I have now reached the Capstone part of the course and in an effort to try to break out of my own habits and bring some more variety to my own work I have been listening to a number of Ternary Form examples and the other well known forms. I am surprised to find they appear to contain a variable number of bars – sorry measures. In fact practically the only part of the course where you have made reference specifically to a number of measures, I think, is when you talk about “The Basic Idea” being 2 measures. Your example piece “Bagatelle” finishes with a 9 measure section. This surprises me only because you have been very clear and specific about the requirements for the Sentence, Period etc. again without stating a required number of measures.

My question is: Are the exact number of measures important in any part of the various sections of, for example, Exposition (A): Contrasting middle (B), and Recapitulation (A’) etc?

Thanks for your help

Colin

Colin,

What you have been practicing is called the “tight-knit” version of the thematic types. In a sense, they are the normative “standard” from which you deviate from. It is kind of like an archetype.

There are a number of loosening techniques we use on tight-knit themes in order to change aspects. The main ones are:

Extension – “The addition of extra units of similar material in order to stretch out a formal function in time.”

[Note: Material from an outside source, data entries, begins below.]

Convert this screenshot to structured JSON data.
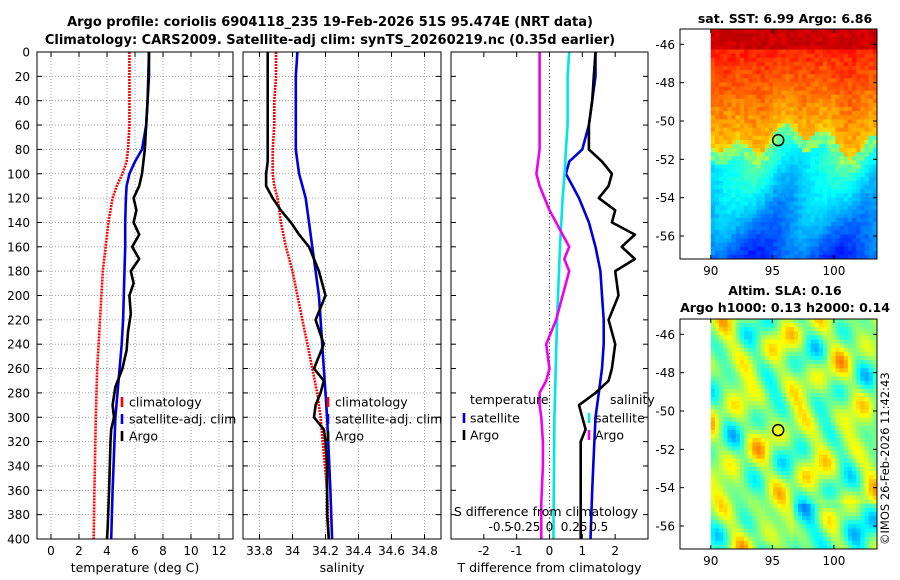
{
  "header": {
    "title_line1": "Argo profile: coriolis 6904118_235 19-Feb-2026 51S 95.474E (NRT data)",
    "title_line2": "Climatology: CARS2009. Satellite-adj clim: synTS_20260219.nc (0.35d earlier)"
  },
  "copyright": "©IMOS 26-Feb-2026 11:42:43",
  "colors": {
    "red": "#ff0000",
    "blue": "#0000dd",
    "black": "#000000",
    "cyan": "#00e5e5",
    "magenta": "#ee00ee"
  },
  "chart_data": [
    {
      "type": "line",
      "name": "temperature-profile",
      "xlabel": "temperature (deg C)",
      "ylabel": "",
      "xlim": [
        -1,
        13
      ],
      "ylim": [
        400,
        0
      ],
      "xticks": [
        "0",
        "2",
        "4",
        "6",
        "8",
        "10",
        "12"
      ],
      "xtick_values": [
        0,
        2,
        4,
        6,
        8,
        10,
        12
      ],
      "yticks": [
        "0",
        "20",
        "40",
        "60",
        "80",
        "100",
        "120",
        "140",
        "160",
        "180",
        "200",
        "220",
        "240",
        "260",
        "280",
        "300",
        "320",
        "340",
        "360",
        "380",
        "400"
      ],
      "ytick_values": [
        0,
        20,
        40,
        60,
        80,
        100,
        120,
        140,
        160,
        180,
        200,
        220,
        240,
        260,
        280,
        300,
        320,
        340,
        360,
        380,
        400
      ],
      "grid": true,
      "legend": {
        "location": "bottom-right",
        "entries": [
          "climatology",
          "satellite-adj. clim",
          "Argo"
        ]
      },
      "series": [
        {
          "name": "climatology",
          "color": "red",
          "style": "dashed",
          "x": [
            5.6,
            5.6,
            5.6,
            5.6,
            5.5,
            5.4,
            5.1,
            4.7,
            4.4,
            4.1,
            3.9,
            3.7,
            3.6,
            3.5,
            3.4,
            3.3,
            3.25,
            3.2,
            3.15,
            3.1,
            3.05
          ],
          "y": [
            0,
            20,
            40,
            60,
            80,
            90,
            100,
            110,
            120,
            140,
            160,
            180,
            200,
            220,
            240,
            260,
            280,
            300,
            330,
            360,
            400
          ]
        },
        {
          "name": "satellite-adj. clim",
          "color": "blue",
          "style": "solid",
          "x": [
            7.0,
            7.0,
            6.9,
            6.8,
            6.5,
            6.0,
            5.6,
            5.4,
            5.35,
            5.3,
            5.3,
            5.25,
            5.2,
            5.15,
            5.05,
            4.9,
            4.75,
            4.6,
            4.5,
            4.4,
            4.3
          ],
          "y": [
            0,
            20,
            40,
            60,
            80,
            90,
            100,
            110,
            120,
            140,
            160,
            180,
            200,
            220,
            240,
            260,
            280,
            300,
            330,
            360,
            400
          ]
        },
        {
          "name": "Argo",
          "color": "black",
          "style": "solid",
          "x": [
            7.0,
            6.95,
            6.9,
            6.8,
            6.7,
            6.6,
            6.5,
            6.3,
            5.9,
            6.1,
            5.9,
            6.3,
            5.8,
            6.3,
            5.7,
            5.9,
            5.6,
            5.7,
            5.5,
            5.4,
            5.1,
            4.6,
            4.4,
            4.5,
            4.3,
            4.25,
            4.2,
            4.15,
            4.1,
            4.05,
            4.0
          ],
          "y": [
            0,
            20,
            40,
            60,
            80,
            90,
            100,
            110,
            120,
            130,
            140,
            150,
            160,
            170,
            180,
            190,
            200,
            215,
            230,
            245,
            260,
            275,
            290,
            300,
            310,
            320,
            340,
            360,
            375,
            390,
            400
          ]
        }
      ]
    },
    {
      "type": "line",
      "name": "salinity-profile",
      "xlabel": "salinity",
      "ylabel": "",
      "xlim": [
        33.7,
        34.9
      ],
      "ylim": [
        400,
        0
      ],
      "xticks": [
        "33.8",
        "34",
        "34.2",
        "34.4",
        "34.6",
        "34.8"
      ],
      "xtick_values": [
        33.8,
        34.0,
        34.2,
        34.4,
        34.6,
        34.8
      ],
      "grid": true,
      "legend": {
        "location": "bottom-right",
        "entries": [
          "climatology",
          "satellite-adj. clim",
          "Argo"
        ]
      },
      "series": [
        {
          "name": "climatology",
          "color": "red",
          "style": "dashed",
          "x": [
            33.9,
            33.9,
            33.89,
            33.89,
            33.88,
            33.88,
            33.88,
            33.89,
            33.91,
            33.93,
            33.96,
            34.0,
            34.03,
            34.06,
            34.09,
            34.12,
            34.15,
            34.17,
            34.19,
            34.21,
            34.22
          ],
          "y": [
            0,
            20,
            40,
            60,
            80,
            90,
            100,
            110,
            120,
            140,
            160,
            180,
            200,
            220,
            240,
            260,
            280,
            300,
            330,
            360,
            400
          ]
        },
        {
          "name": "satellite-adj. clim",
          "color": "blue",
          "style": "solid",
          "x": [
            34.03,
            34.02,
            34.02,
            34.02,
            34.02,
            34.03,
            34.04,
            34.06,
            34.08,
            34.1,
            34.12,
            34.14,
            34.16,
            34.17,
            34.18,
            34.19,
            34.2,
            34.21,
            34.22,
            34.23,
            34.24
          ],
          "y": [
            0,
            20,
            40,
            60,
            80,
            90,
            100,
            110,
            120,
            140,
            160,
            180,
            200,
            220,
            240,
            260,
            280,
            300,
            330,
            360,
            400
          ]
        },
        {
          "name": "Argo",
          "color": "black",
          "style": "solid",
          "x": [
            33.85,
            33.85,
            33.85,
            33.85,
            33.85,
            33.85,
            33.84,
            33.84,
            33.88,
            33.93,
            33.99,
            34.04,
            34.1,
            34.13,
            34.16,
            34.2,
            34.14,
            34.19,
            34.13,
            34.19,
            34.17,
            34.14,
            34.13,
            34.19,
            34.2,
            34.21,
            34.21,
            34.21,
            34.22
          ],
          "y": [
            0,
            20,
            40,
            60,
            80,
            90,
            100,
            110,
            120,
            130,
            140,
            150,
            160,
            170,
            180,
            200,
            220,
            240,
            260,
            270,
            280,
            290,
            300,
            310,
            320,
            340,
            360,
            380,
            400
          ]
        }
      ]
    },
    {
      "type": "line",
      "name": "difference-profile",
      "xlabel": "T difference from climatology",
      "top_label": "S difference from climatology",
      "xlim": [
        -3,
        3
      ],
      "ylim": [
        400,
        0
      ],
      "xticks": [
        "-2",
        "-1",
        "0",
        "1",
        "2"
      ],
      "xtick_values": [
        -2,
        -1,
        0,
        1,
        2
      ],
      "s_ticks": [
        "-0.5",
        "-0.25",
        "0",
        "0.25",
        "0.5"
      ],
      "s_tick_values_on_T_axis": [
        -1.5,
        -0.75,
        0,
        0.75,
        1.5
      ],
      "zero_line": "dotted",
      "legend": {
        "temperature": {
          "title": "temperature",
          "entries": [
            "satellite",
            "Argo"
          ],
          "location": "bottom-left"
        },
        "salinity": {
          "title": "salinity",
          "entries": [
            "satellite",
            "Argo"
          ],
          "location": "bottom-right"
        }
      },
      "series": [
        {
          "name": "T satellite",
          "color": "blue",
          "style": "solid",
          "x": [
            1.4,
            1.4,
            1.3,
            1.2,
            1.0,
            0.6,
            0.5,
            0.7,
            0.9,
            1.2,
            1.4,
            1.55,
            1.6,
            1.65,
            1.65,
            1.6,
            1.5,
            1.4,
            1.35,
            1.3,
            1.25
          ],
          "y": [
            0,
            20,
            40,
            60,
            80,
            90,
            100,
            110,
            120,
            140,
            160,
            180,
            200,
            220,
            240,
            260,
            280,
            300,
            330,
            360,
            400
          ]
        },
        {
          "name": "T Argo",
          "color": "black",
          "style": "solid",
          "x": [
            1.4,
            1.35,
            1.3,
            1.2,
            1.2,
            1.6,
            1.9,
            1.8,
            1.5,
            2.0,
            1.9,
            2.6,
            2.2,
            2.6,
            2.0,
            2.1,
            1.8,
            2.0,
            1.9,
            1.8,
            1.4,
            0.9,
            1.0,
            1.1,
            0.95,
            0.95,
            0.95,
            0.95,
            0.95
          ],
          "y": [
            0,
            20,
            40,
            60,
            80,
            90,
            100,
            110,
            120,
            130,
            140,
            150,
            160,
            170,
            180,
            200,
            220,
            240,
            260,
            270,
            280,
            290,
            300,
            310,
            320,
            340,
            360,
            380,
            400
          ]
        },
        {
          "name": "S satellite",
          "color": "cyan",
          "style": "solid",
          "x": [
            0.6,
            0.55,
            0.55,
            0.55,
            0.5,
            0.48,
            0.46,
            0.43,
            0.4,
            0.36,
            0.32,
            0.29,
            0.26,
            0.23,
            0.21,
            0.19,
            0.17,
            0.15,
            0.14,
            0.13,
            0.12
          ],
          "y": [
            0,
            20,
            40,
            60,
            80,
            90,
            100,
            110,
            120,
            140,
            160,
            180,
            200,
            220,
            240,
            260,
            280,
            300,
            330,
            360,
            400
          ]
        },
        {
          "name": "S Argo",
          "color": "magenta",
          "style": "solid",
          "x": [
            -0.3,
            -0.3,
            -0.3,
            -0.3,
            -0.3,
            -0.4,
            -0.3,
            -0.15,
            0.0,
            0.2,
            0.4,
            0.6,
            0.45,
            0.6,
            0.4,
            0.2,
            -0.1,
            0.0,
            -0.1,
            -0.3,
            -0.3,
            -0.25,
            -0.2,
            -0.2,
            -0.25,
            -0.25
          ],
          "y": [
            0,
            20,
            40,
            60,
            80,
            100,
            110,
            120,
            130,
            140,
            150,
            160,
            170,
            180,
            200,
            220,
            240,
            260,
            270,
            280,
            290,
            300,
            320,
            340,
            370,
            400
          ]
        }
      ]
    },
    {
      "type": "heatmap",
      "name": "sst-map",
      "title": "sat. SST: 6.99 Argo: 6.86",
      "xticks": [
        "90",
        "95",
        "100"
      ],
      "xtick_values": [
        90,
        95,
        100
      ],
      "yticks": [
        "-46",
        "-48",
        "-50",
        "-52",
        "-54",
        "-56"
      ],
      "ytick_values": [
        -46,
        -48,
        -50,
        -52,
        -54,
        -56
      ],
      "xlim": [
        87.5,
        103.5
      ],
      "ylim": [
        -57.2,
        -45.2
      ],
      "data_extent": {
        "lon": [
          90,
          103.5
        ],
        "lat": [
          -57.2,
          -45.2
        ]
      },
      "marker": {
        "lon": 95.474,
        "lat": -51
      },
      "colormap": "jet"
    },
    {
      "type": "heatmap",
      "name": "sla-map",
      "title_line1": "Altim. SLA: 0.16",
      "title_line2": "Argo h1000: 0.13 h2000: 0.14",
      "xticks": [
        "90",
        "95",
        "100"
      ],
      "xtick_values": [
        90,
        95,
        100
      ],
      "yticks": [
        "-46",
        "-48",
        "-50",
        "-52",
        "-54",
        "-56"
      ],
      "ytick_values": [
        -46,
        -48,
        -50,
        -52,
        -54,
        -56
      ],
      "xlim": [
        87.5,
        103.5
      ],
      "ylim": [
        -57.2,
        -45.2
      ],
      "data_extent": {
        "lon": [
          90,
          103.5
        ],
        "lat": [
          -57.2,
          -45.2
        ]
      },
      "marker": {
        "lon": 95.474,
        "lat": -51
      },
      "colormap": "jet"
    }
  ]
}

Expansion – “An internal lengthening of the constituent members of a formal function.”

Interpolation – “Adding unrelated material between two logically succeeding formal units.”

Fusion – “Combining together, or merging, of two formal functions within a single unit.”

Asymmetrical Grouping – “Asymmetrical is describing the uneven number of measures that results from either adding to or taking away from different formal functions within a theme.”

Functionally Efficient, Redundant, or Deficient – This describes whether a theme contains all the different formal functions (beginning, middle, and end), or if it is missing one, or adding additional redundant functions (for instance additional repetitions of the basic idea).

The last two are more about describing the effect of whats been done to the music.

In the end, these techniques are much more useful when you have mastered the more archetypal versions of the tight-knit themes. This is a major focus of the 201 course.

In the end, the number of measures is less important than the logical flow of ideas.